Organisers: Despina Lalaki (City University of New York – CUNY), Zinovia Lialiouti (National and Kapodistrian University of Athens), Nikos Vafeas (University of Crete), Ioannis Koubourlis (University of Crete)
See the conference programme here
States are embedded in cultural systems, they are “concept-dependent” entities while they also create concepts. In the case of Modern Greece, the state emerged at the intersection of interweaving narratives about western civilization and classical antiquity. In turn, as protector and treasurer of the cultural capital of the nation, the Greek state exerted a great deal of symbolic power, which it routinely exercises to consolidate its political power constructing in the process hegemonic identities. Yet state-building and the production of national ideology in Greece has never been a process confined to national boundaries, neither was this process completed during the nineteenth century: it is an evolving process shaped by transnational and national currents
Moreover, state formation is a dynamic phenomenon which involves the interaction of cultural, political, economic, and social networks. In Greece many of these networks revolve around the archaeological field and its institutions. The Greek Archaeological Service, the Archaeological Society and the Foreign Schools of Archaeology have served not merely as research centers and centers of education but also as central nodes in complex networks of cultural, economic, and political circles around which national and trans-national agents, foreign and national institutions organize and act. The rich archival collections housed in the above institutions serve as testimonies to this central role.
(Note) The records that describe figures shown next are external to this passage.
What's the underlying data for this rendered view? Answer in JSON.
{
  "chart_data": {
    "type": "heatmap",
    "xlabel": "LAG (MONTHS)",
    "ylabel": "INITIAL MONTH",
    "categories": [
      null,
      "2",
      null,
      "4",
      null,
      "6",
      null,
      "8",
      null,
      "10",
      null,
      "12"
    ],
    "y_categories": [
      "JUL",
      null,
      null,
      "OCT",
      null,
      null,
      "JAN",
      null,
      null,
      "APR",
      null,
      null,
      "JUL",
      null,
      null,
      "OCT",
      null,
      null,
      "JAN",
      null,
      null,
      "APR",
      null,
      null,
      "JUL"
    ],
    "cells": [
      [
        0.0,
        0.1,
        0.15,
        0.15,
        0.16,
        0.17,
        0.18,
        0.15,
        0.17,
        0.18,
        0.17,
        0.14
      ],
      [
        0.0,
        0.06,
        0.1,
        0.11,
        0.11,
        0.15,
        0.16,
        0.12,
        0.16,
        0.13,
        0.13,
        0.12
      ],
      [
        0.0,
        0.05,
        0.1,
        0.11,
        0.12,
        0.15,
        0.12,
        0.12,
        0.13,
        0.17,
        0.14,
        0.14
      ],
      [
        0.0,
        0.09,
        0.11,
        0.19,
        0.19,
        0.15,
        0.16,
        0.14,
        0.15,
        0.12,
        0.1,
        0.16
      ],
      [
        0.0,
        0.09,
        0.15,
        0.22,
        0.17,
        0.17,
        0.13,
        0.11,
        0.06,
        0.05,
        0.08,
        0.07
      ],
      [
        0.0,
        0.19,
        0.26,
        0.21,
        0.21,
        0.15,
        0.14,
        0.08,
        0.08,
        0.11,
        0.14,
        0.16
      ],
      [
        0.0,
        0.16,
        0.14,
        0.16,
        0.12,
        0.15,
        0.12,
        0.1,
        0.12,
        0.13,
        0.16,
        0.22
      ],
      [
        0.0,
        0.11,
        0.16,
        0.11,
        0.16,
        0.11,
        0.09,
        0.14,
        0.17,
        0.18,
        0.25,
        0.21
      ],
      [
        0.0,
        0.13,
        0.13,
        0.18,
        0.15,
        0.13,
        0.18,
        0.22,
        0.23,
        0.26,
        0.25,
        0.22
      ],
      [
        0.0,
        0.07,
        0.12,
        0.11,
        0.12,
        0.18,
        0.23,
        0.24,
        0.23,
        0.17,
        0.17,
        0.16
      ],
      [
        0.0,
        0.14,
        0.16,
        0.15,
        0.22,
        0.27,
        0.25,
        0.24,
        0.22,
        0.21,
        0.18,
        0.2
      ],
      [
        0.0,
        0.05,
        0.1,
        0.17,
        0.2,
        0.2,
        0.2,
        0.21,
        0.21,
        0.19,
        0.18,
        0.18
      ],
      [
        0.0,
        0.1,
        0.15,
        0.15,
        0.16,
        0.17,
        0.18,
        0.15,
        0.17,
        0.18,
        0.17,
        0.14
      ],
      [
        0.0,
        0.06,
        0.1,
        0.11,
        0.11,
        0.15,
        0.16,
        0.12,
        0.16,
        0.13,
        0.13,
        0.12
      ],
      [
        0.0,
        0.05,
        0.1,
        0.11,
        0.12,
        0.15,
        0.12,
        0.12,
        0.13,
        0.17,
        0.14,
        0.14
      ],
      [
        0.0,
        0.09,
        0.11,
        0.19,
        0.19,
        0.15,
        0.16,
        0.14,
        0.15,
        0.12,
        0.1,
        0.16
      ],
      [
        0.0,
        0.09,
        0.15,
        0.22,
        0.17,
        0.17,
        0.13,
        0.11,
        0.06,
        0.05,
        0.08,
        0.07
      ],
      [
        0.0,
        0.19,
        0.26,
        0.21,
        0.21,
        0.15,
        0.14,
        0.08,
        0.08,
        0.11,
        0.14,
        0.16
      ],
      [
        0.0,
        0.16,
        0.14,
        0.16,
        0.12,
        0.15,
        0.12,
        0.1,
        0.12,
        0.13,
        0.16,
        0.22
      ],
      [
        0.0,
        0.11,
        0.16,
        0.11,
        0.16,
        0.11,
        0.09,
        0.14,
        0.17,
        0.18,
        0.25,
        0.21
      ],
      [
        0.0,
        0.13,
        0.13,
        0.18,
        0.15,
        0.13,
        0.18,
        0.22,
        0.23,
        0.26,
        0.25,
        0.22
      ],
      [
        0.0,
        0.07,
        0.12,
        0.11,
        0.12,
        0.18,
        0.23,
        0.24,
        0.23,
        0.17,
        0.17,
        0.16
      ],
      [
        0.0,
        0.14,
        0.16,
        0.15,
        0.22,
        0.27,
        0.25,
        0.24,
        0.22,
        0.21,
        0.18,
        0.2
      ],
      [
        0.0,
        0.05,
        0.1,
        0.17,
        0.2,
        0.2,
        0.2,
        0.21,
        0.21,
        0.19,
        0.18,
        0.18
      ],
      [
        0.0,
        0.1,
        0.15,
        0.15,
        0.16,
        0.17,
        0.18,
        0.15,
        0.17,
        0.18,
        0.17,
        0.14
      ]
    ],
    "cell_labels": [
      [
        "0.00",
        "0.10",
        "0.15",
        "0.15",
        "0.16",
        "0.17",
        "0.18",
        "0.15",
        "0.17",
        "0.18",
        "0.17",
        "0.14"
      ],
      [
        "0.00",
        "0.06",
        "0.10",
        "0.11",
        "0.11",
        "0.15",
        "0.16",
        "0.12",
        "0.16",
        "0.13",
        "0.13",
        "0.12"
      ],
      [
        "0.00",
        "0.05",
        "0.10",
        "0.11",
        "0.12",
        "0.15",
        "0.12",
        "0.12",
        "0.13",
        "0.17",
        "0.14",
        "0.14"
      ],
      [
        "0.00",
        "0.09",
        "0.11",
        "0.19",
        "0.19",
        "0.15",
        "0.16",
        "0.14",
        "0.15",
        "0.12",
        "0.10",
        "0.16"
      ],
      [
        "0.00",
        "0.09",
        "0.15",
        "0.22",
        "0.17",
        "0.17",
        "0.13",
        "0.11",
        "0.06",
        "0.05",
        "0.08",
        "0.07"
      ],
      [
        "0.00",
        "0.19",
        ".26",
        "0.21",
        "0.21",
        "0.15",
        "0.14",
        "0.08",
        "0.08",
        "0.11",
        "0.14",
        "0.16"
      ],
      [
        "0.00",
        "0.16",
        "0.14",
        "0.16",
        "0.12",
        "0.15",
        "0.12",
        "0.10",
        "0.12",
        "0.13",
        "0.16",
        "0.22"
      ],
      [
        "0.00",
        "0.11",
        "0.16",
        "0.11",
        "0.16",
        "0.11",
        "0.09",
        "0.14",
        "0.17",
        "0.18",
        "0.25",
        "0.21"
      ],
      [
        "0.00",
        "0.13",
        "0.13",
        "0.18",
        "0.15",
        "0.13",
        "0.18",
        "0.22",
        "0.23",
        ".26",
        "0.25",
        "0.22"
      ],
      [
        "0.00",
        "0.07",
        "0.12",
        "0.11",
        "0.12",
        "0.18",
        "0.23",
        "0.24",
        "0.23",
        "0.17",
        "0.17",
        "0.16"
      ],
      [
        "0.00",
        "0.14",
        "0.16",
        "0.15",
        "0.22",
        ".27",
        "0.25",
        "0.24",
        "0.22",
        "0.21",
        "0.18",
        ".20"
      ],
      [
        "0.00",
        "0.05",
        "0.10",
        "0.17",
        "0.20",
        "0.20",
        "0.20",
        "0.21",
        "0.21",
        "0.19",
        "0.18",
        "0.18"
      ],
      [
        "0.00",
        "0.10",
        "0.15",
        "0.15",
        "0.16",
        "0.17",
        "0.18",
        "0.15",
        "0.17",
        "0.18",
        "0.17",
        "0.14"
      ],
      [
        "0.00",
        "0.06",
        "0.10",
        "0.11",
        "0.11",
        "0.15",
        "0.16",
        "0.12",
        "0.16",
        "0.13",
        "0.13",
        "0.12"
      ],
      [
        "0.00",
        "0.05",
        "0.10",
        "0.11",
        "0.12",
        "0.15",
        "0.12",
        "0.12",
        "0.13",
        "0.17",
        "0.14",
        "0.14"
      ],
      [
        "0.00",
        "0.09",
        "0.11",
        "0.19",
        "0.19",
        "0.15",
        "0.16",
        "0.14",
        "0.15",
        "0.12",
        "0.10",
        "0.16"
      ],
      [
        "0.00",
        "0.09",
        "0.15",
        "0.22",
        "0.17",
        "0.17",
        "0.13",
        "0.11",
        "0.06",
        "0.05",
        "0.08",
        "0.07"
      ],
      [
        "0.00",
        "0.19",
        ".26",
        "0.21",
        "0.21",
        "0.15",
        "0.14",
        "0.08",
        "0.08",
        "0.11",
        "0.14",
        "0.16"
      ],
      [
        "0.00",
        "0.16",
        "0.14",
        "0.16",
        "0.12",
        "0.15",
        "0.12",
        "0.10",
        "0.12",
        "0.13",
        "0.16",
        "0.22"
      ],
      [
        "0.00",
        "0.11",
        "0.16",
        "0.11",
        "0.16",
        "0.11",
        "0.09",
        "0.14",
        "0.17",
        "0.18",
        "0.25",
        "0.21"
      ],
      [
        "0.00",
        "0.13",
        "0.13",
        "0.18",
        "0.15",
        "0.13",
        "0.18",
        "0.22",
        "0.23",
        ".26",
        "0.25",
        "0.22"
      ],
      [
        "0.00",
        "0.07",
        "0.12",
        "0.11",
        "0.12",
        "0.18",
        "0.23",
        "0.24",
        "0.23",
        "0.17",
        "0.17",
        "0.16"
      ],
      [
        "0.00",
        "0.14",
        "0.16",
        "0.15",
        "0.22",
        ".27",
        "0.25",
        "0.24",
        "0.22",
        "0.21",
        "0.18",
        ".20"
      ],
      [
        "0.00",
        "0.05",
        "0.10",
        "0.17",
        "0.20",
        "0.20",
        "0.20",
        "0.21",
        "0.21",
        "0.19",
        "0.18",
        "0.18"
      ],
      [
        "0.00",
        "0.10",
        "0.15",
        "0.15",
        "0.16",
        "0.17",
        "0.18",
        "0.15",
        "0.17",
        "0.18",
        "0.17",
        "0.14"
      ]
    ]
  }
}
Capitalizing on the archival collections of the archaeological institutions in Greece, while also inviting researchers to engage with them, the conference aspires to bring together scholars from a variety of disciplines and fields – social history, historical and cultural sociology, social anthropology, archaeology, urban studies and architecture, museum studies, geography, art history, literary studies, and education – who take a relational approach to engage with culture as a significant determinant of the state and the state as formative agent of culture to study the changing meanings attached to modern Greek identity. While antiquity may have a central place in this discussion it is not the only point of departure.